For each cache administration user, TimesTen creates a change log table and trigger (as part of what is created to manage caching) in the Oracle database for each cache table in the cache group. A trigger is fired for each committed insert, update, or delete operation on the cached Oracle Database table; the action is logged in the change log table.

If you cache the same Oracle database table in a cache group on two different TimesTen databases, we recommend that you use the same cache administration user name on both TimesTen databases as the owner of the cache table on each TimesTen database. When you use the same cache administration user, only one trigger and change log table are created to manage the changes to the base table. Thus, it is efficient and does not slow down the application.

If you create separate cache administration users on each TimesTen database to own the cache group that caches the same Oracle table, then separate triggers and change log tables exist on the Oracle database for the same table: one for each cache administration user. For example, if you have two separate TimesTen databases, each with their own cache administration user, two triggers fire for each DML operation on the base table, each of which are stored in a separate change log table. Firing two triggers and managing the separate change log tables can slow down the application.

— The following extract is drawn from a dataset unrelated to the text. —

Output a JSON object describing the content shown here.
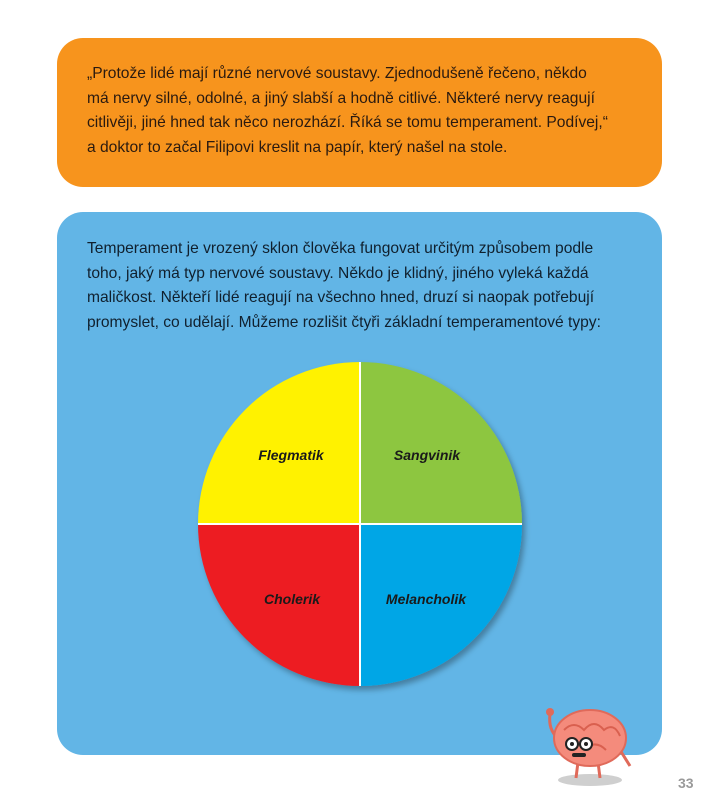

The only reason to create separate cache administration users is if one of the TimesTen databases that caches the same table has a slow autorefresh rate or a slow connection to the Oracle database. In this case, having a single cache administration user on both TimesTen databases slows down the application on the faster connection, as it waits for the updates to be propagated to the slower database.